07 Aralık 2014 00:58

Kalkınma sıkıntıları mı?

Kalkınma sıkıntıları mı?

Fotoğraf: Envato

Paylaş

Sosyal alanda yaşanan iktisadi kalkınma olayı fizik alanında yaşanan uçağın kalkış “take-off” aşamasına denk düşer. O esnada çok büyük sıkıntılar yaşanır; emek üzerine ağır yük bindiği gibi, sermaye sahibi de yüksek kârlarla kendisine emanet edilen toplumsal artık üzerinde har vurup harman savuramaz, tasarruf oranını yükseltir. Bu dönemde kamu bütçesi de yük çeker; sermayeye tanınan avantajlar nedeniyle vergi gelirleri sıkışır, sosyal harcamalar istenildiği düzeyde gerçekleşemez, devletin alt-yapı harcamaları yoğunlaşır vs. kısacası hem kamu hem de özel kesim ciddi yük altında kalkınma çabalarını sürdürmeye çalışır.
Böylesi olağanüstü sıkışıklık dönemlerinde uygulanan ekonomik sistemin özelliklerine göre toplum, açık veya örtülü olarak, baskılı süreçten geçiyor olabilir. Kapitalist sistemin ilk sanayileşme ve kapitalistleşme dönemlerinde özellikle İngiltere’de yaşanan Püriten ahlak ve felsefe anlayışı, Weber’in eserlerinden çok açık görüldüğü gibi, özellikle emek üzerinde ciddi baskı oluşturarak, emeğin verimliliğinin yüksek tutulmasında çok önemli rol oynamıştır. Kapitalist ekonomilerin kalkınma baskıları, bilindiği üzere, sömürgecilik dönemlerinde de çevre ülkeler üzerinde yoğunlaşmıştır.
Sosyalist toplumlar da kalkınma aşamalarında ciddi bürokratik sıkı dönemlerden geçmişlerdir.
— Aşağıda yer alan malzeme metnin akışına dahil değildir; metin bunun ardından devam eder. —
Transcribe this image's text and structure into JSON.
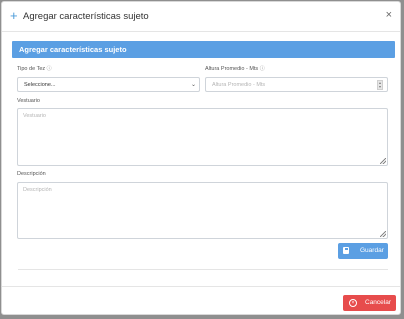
{
  "modal": {
    "title": "Agregar características sujeto",
    "plus_icon": "+",
    "close_icon": "×"
  },
  "panel": {
    "heading": "Agregar características sujeto"
  },
  "form": {
    "tipo_label": "Tipo de Tez",
    "tipo_selected": "Seleccione...",
    "altura_label": "Altura Promedio - Mts",
    "altura_placeholder": "Altura Promedio - Mts",
    "vestuario_label": "Vestuario",
    "vestuario_placeholder": "Vestuario",
    "descripcion_label": "Descripción",
    "descripcion_placeholder": "Descripción"
  },
  "buttons": {
    "save_label": "Guardar",
    "cancel_label": "Cancelar",
    "save_color": "#5b9fe3",
    "cancel_color": "#e74c4c"
  },
  "icons": {
    "save": "save-icon",
    "cancel": "cancel-circle-icon",
    "help": "help-icon",
    "caret": "chevron-down-icon"
  }
}
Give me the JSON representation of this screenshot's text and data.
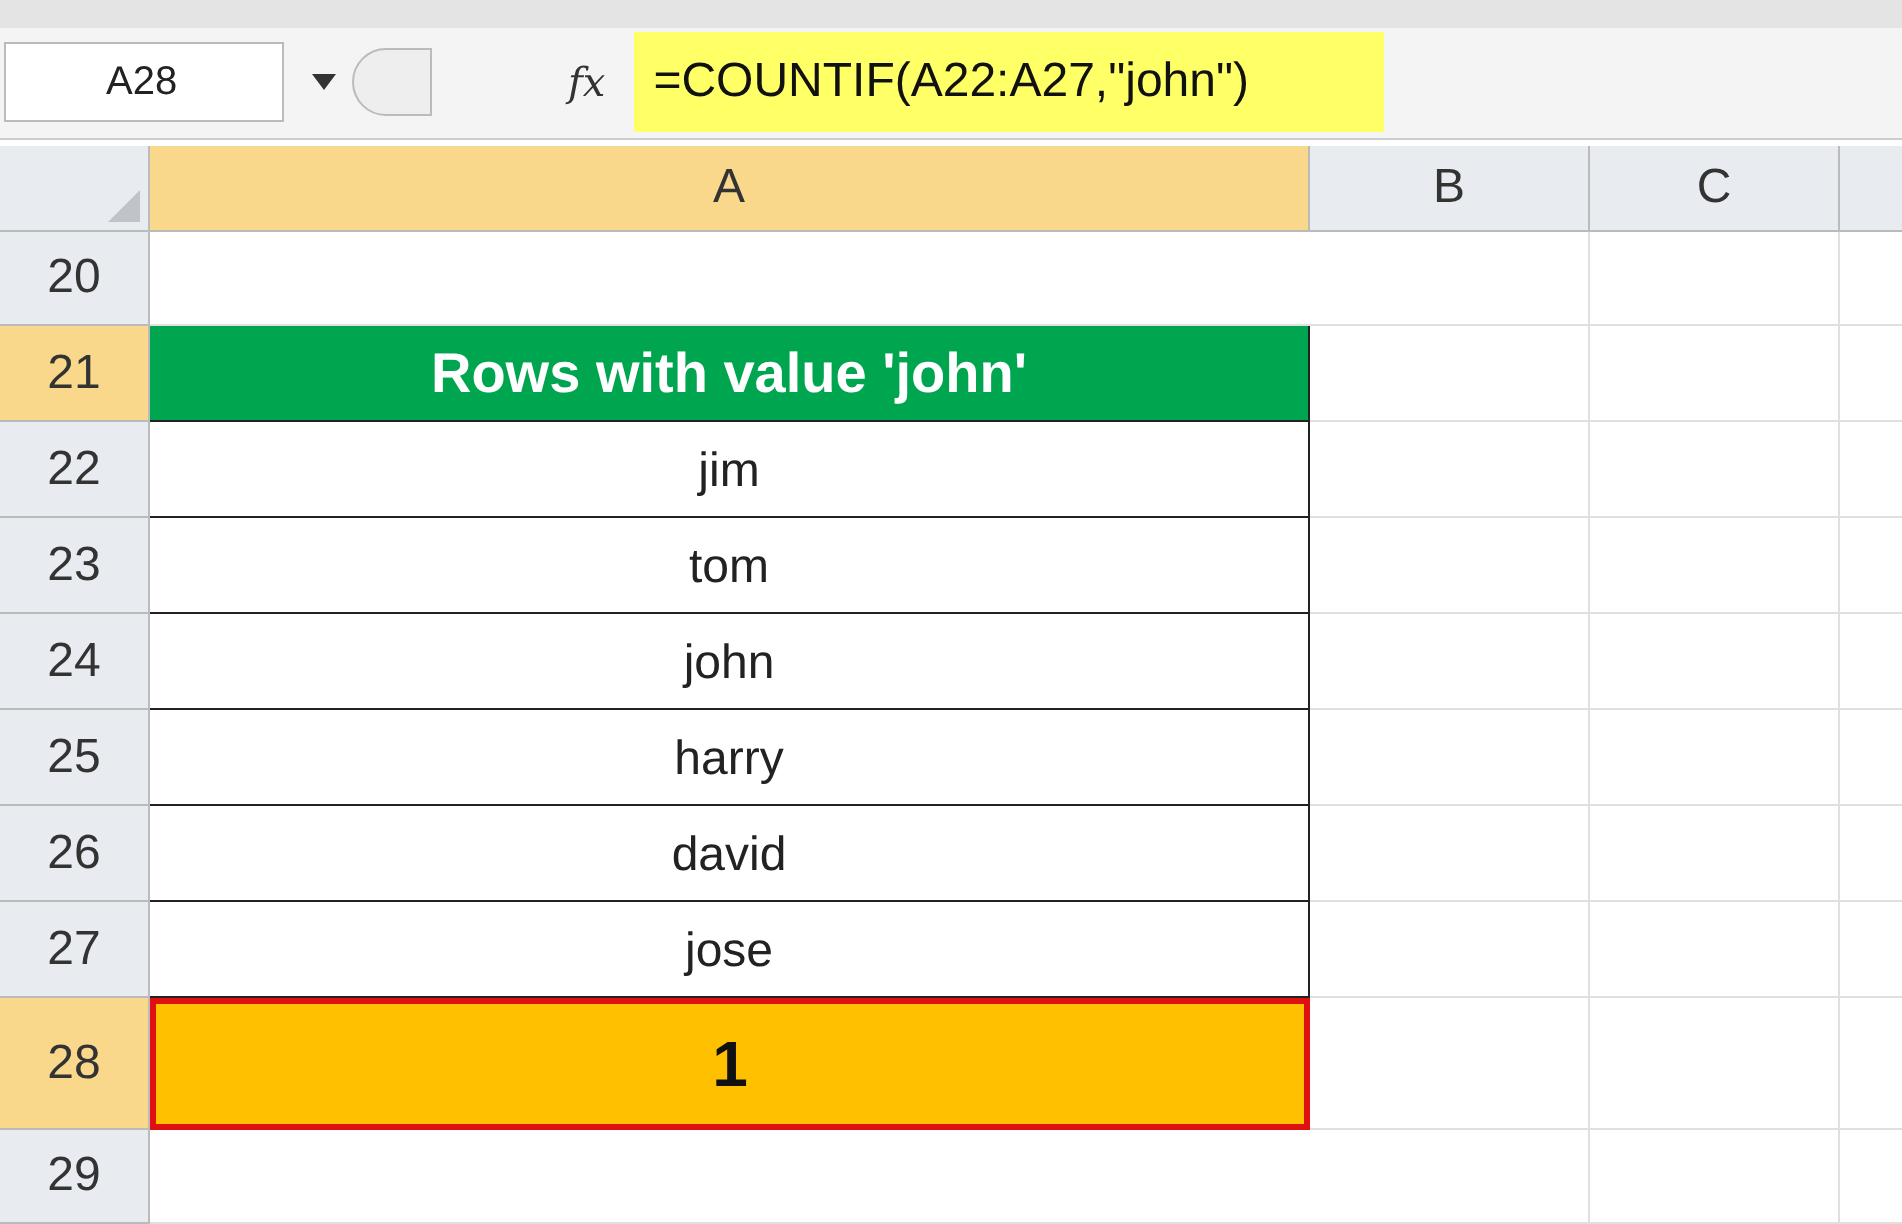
{
  "formula_bar": {
    "name_box": "A28",
    "function_label": "fx",
    "formula": "=COUNTIF(A22:A27,\"john\")",
    "highlighted": true
  },
  "columns": [
    {
      "label": "A",
      "selected": true
    },
    {
      "label": "B",
      "selected": false
    },
    {
      "label": "C",
      "selected": false
    }
  ],
  "rows": [
    {
      "number": "20",
      "selected": false,
      "kind": "blank"
    },
    {
      "number": "21",
      "selected": true,
      "kind": "title",
      "value": "Rows with value 'john'"
    },
    {
      "number": "22",
      "selected": false,
      "kind": "data",
      "value": "jim"
    },
    {
      "number": "23",
      "selected": false,
      "kind": "data",
      "value": "tom"
    },
    {
      "number": "24",
      "selected": false,
      "kind": "data",
      "value": "john"
    },
    {
      "number": "25",
      "selected": false,
      "kind": "data",
      "value": "harry"
    },
    {
      "number": "26",
      "selected": false,
      "kind": "data",
      "value": "david"
    },
    {
      "number": "27",
      "selected": false,
      "kind": "data",
      "value": "jose"
    },
    {
      "number": "28",
      "selected": true,
      "kind": "result",
      "value": "1"
    },
    {
      "number": "29",
      "selected": false,
      "kind": "blank"
    }
  ]
}
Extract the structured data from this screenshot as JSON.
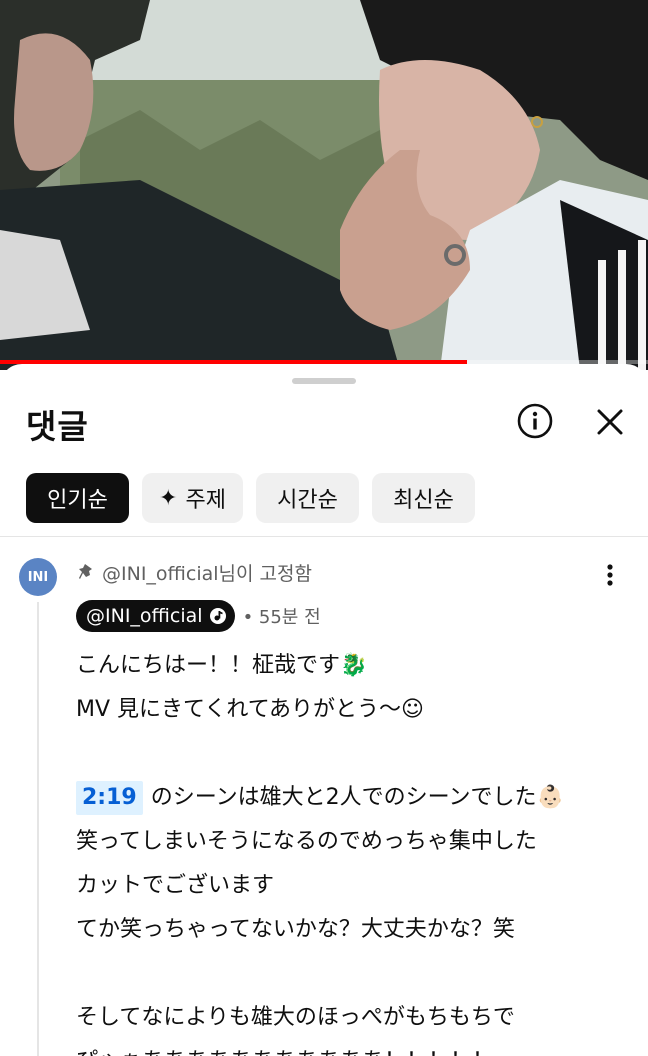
{
  "video": {
    "progress_fraction": 0.72
  },
  "sheet": {
    "title": "댓글",
    "info_icon": "info-icon",
    "close_icon": "close-icon"
  },
  "chips": [
    {
      "label": "인기순",
      "active": true
    },
    {
      "label": "주제",
      "icon": "sparkle-icon",
      "active": false
    },
    {
      "label": "시간순",
      "active": false
    },
    {
      "label": "최신순",
      "active": false
    }
  ],
  "comment": {
    "avatar_text": "INI",
    "avatar_color": "#5a84c4",
    "pinned_text": "@INI_official님이 고정함",
    "author": "@INI_official",
    "time": "• 55분 전",
    "lines": [
      "こんにちはー！！柾哉です🐉",
      "MV 見にきてくれてありがとう〜☺",
      "",
      {
        "timestamp": "2:19",
        "text": "のシーンは雄大と2人でのシーンでした👶🏻"
      },
      "笑ってしまいそうになるのでめっちゃ集中した",
      "カットでございます",
      "てか笑っちゃってないかな？大丈夫かな？笑",
      "",
      "そしてなによりも雄大のほっぺがもちもちで",
      "ぴゃぁあああああああああああ！！！！！"
    ]
  },
  "colors": {
    "progress": "#ff0000",
    "timestamp_link": "#065fd4",
    "timestamp_bg": "#def1ff"
  }
}
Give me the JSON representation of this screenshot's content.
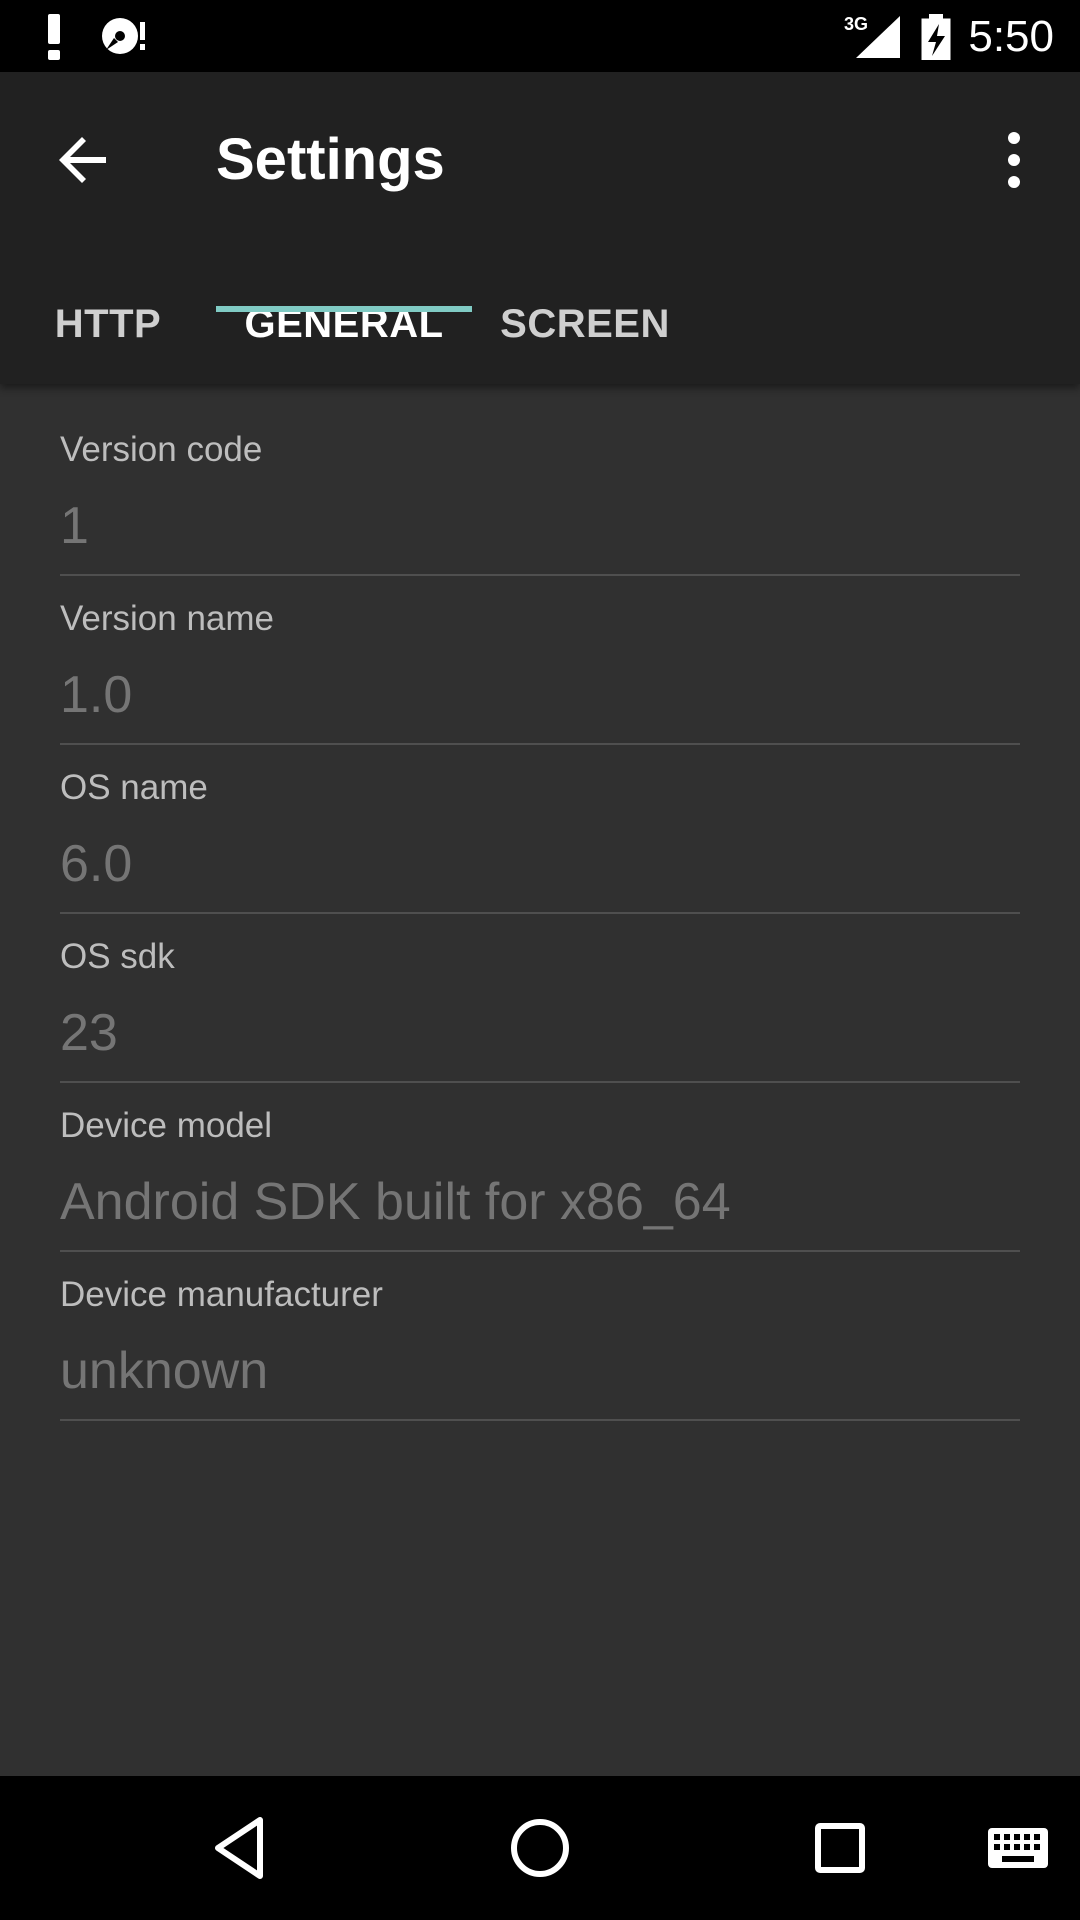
{
  "status_bar": {
    "time": "5:50",
    "network": "3G",
    "icons": [
      "warning-icon",
      "disc-icon",
      "signal-3g-icon",
      "battery-charging-icon"
    ]
  },
  "app_bar": {
    "title": "Settings",
    "back_icon": "arrow-back-icon",
    "overflow_icon": "more-vert-icon"
  },
  "tabs": [
    {
      "label": "HTTP",
      "active": false
    },
    {
      "label": "GENERAL",
      "active": true
    },
    {
      "label": "SCREEN",
      "active": false
    }
  ],
  "colors": {
    "accent": "#80cbc4",
    "app_bar": "#212121",
    "background": "#303030"
  },
  "fields": [
    {
      "label": "Version code",
      "value": "1"
    },
    {
      "label": "Version name",
      "value": "1.0"
    },
    {
      "label": "OS name",
      "value": "6.0"
    },
    {
      "label": "OS sdk",
      "value": "23"
    },
    {
      "label": "Device model",
      "value": "Android SDK built for x86_64"
    },
    {
      "label": "Device manufacturer",
      "value": "unknown"
    }
  ],
  "nav_bar": {
    "icons": [
      "nav-back-icon",
      "nav-home-icon",
      "nav-recents-icon",
      "keyboard-icon"
    ]
  }
}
Mülkiyetin toplumsallaştırıldığı sosyalist ekonomilerde sosyal hizmetler kapitalist ekonomilere göre daha olumlu gelişmiş olsa da, ekonomik gerekçelerle yaşanan  genel sıkıntıda fazla bir farklılık görülmemiştir.
Türkiye’nin de böyle bir dönemden geçtiği ileri sürülebilir. Bu iddia fazla yanlış da sayılmaz. Üstelik, bugünün kalkınmış ekonomileri kalkınma dönemlerinde sömürgelerine dayanıyorken, Türkiye’nin böyle bir olanağı (iyi ki!) yok. Bu durumda, dış aleme atılamayan sıkıntıların içeride soğurtulması da kaçınılmaz olmaktadır. Tüm bu iddialar doğru olabilir. Ancak, benim burada paylaşmak istediğim konu, gelişmiş ekonomiler için tarih olmuş olan, Türkiye için ise güncel sıkıntılar değil, söz konusu sıkıntıların toplumda dağıtılma süreçleridir.
Şunu kimse yadsıyamaz ki, Türkiye’de kalkınma ve gelişme sancıları toplumda haklı dağılmamaktadır. Geçenlerde Türkiye’ye gelmiş olan Fransız İktisatçı Piketty dahi, ekonomimizin Japonya ile karşılaştırıldığındaki durumu ile zenginlerimizin adedine şaşırması herhalde sevinilecek bir şey olmasa gerek! Ne hazindir ki, TÜSİAD temsilcileri söz konusu iktisatçının servet vergisine şiddetle karşı çıkarken, aynı zatın zenginler sayısı ile şaşırmışlığına sessiz kalmışlardır. TÜSİAD temsilcileri zenginliğin ekonomiye katkı sonucunda elde edilmiş olduğunu ileri sürebilir. Sömürü kavramını da bir yana bırakarak, bu savın geçerli olduğunu kabul etmemiz durumunda da kendilerine şunu sorma hakkımız ortaya çıkıyor. Ekonomiye yapılan katkılar dolayısıyla ilgilileri kutlayalım ve alnından öpelim de, tasarruf oranının yüzde 12-13 aralığında gezinmesine ne buyuralım! Ulusal gelir düzeyinin fert başına gelirin bugünkünden çok daha düşük olduğu dönemlerde yüzde 20 ve üzerinde gerçekleşmiş olan tasarruf oranının bugün yerlerde sürünmesini acaba ilgililer bir şekilde açıklayabilir mi! Kalkınma dönemlerinde Japonya’da tasarruf oranı yüzde 40 düzeylerinin üzerinde seyretmiştir. İyi ki, Japon değiliz, sermayedarlarımız her halde intihar ederdi!
Mesele salt özel kesimle de sınırlı değildir. Kamu kesimine baktığımızda, lüks arabalar ve her türlü israf, maalesef, kamu kesiminde de devam etmektedir. Arap ülkeleri yöneticileri de sihirli ve görkemli saraylarda oturuyorlar. Ülkeler sarayları ile değil, kültür düzeyleri, sanatçıları ve dünya kültürüne yaptıkları katkı ile saygı kazanır ve anılır.